Atomistic design of two-dimensional covalent organic frameworks with high thermoelectric performance

Abstract

Very recently, burgeoning two-dimensional covalent organic framework-based materials have been proven to exhibit decent performance for potential thermoelectric applications. Nevertheless, hitherto formulating systematic atomistic-level materials design strategies for two-dimensional covalent organic frameworks with enhanced thermoelectric performance still remains a formidable challenge. Here, on the basis of ab initio computations, and taking 17 representative two-dimensional covalent organic frameworks as examples, an atomistic understanding is established to uncover the complex correlation among the macroscopic thermoelectric properties, nontrivial transport processes, and basic chemical structures, and concurrently, general materials design guidelines are offered.
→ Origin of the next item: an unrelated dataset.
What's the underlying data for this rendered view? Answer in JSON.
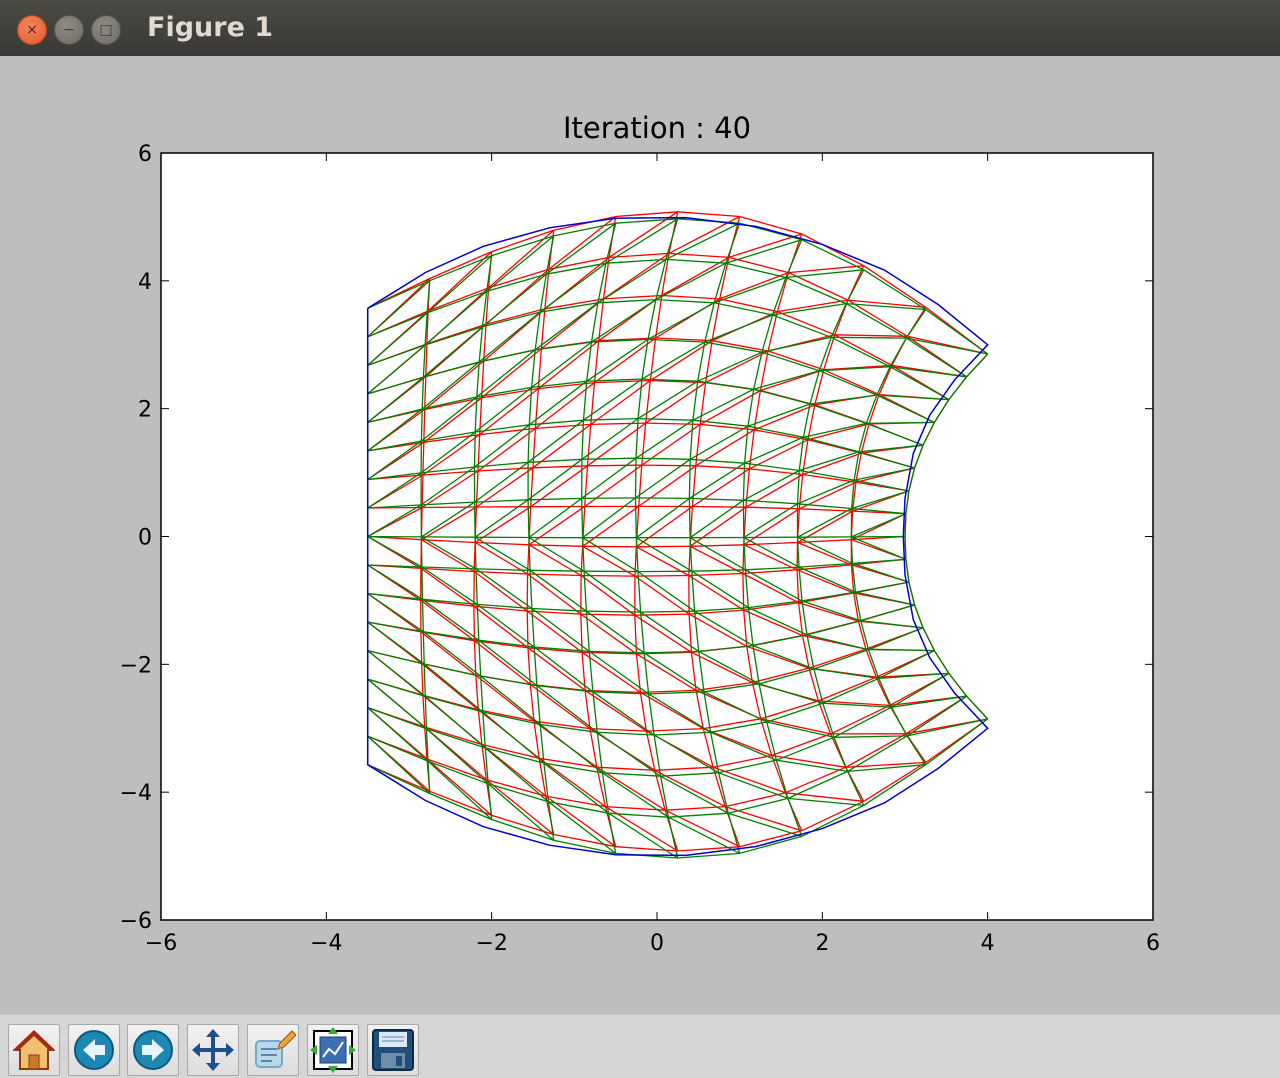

We reveal that the ratio of contributions of linker and knot parts to the valence bands can be treated as a strong predictor to assess the thermoelectric performance of covalent organic frameworks. Our results corroborate that a small ratio of the contributions of the linker and knot parts to the valence bands brings about a large band dispersion, weak interactions of charge carriers with lattice vibrations, high hole mobility, and thus an outstanding thermoelectric power factor. Furthermore, our findings reveal that for two-dimensional covalent organic frameworks, introducing benzene rings, replacing the heterocycles with benzene rings, reducing the number of nitrogen heterocycles, and avoiding benzoquinone structures in the linker parts help in realizing their charge-carrier delocalization, and thus a decent power factor.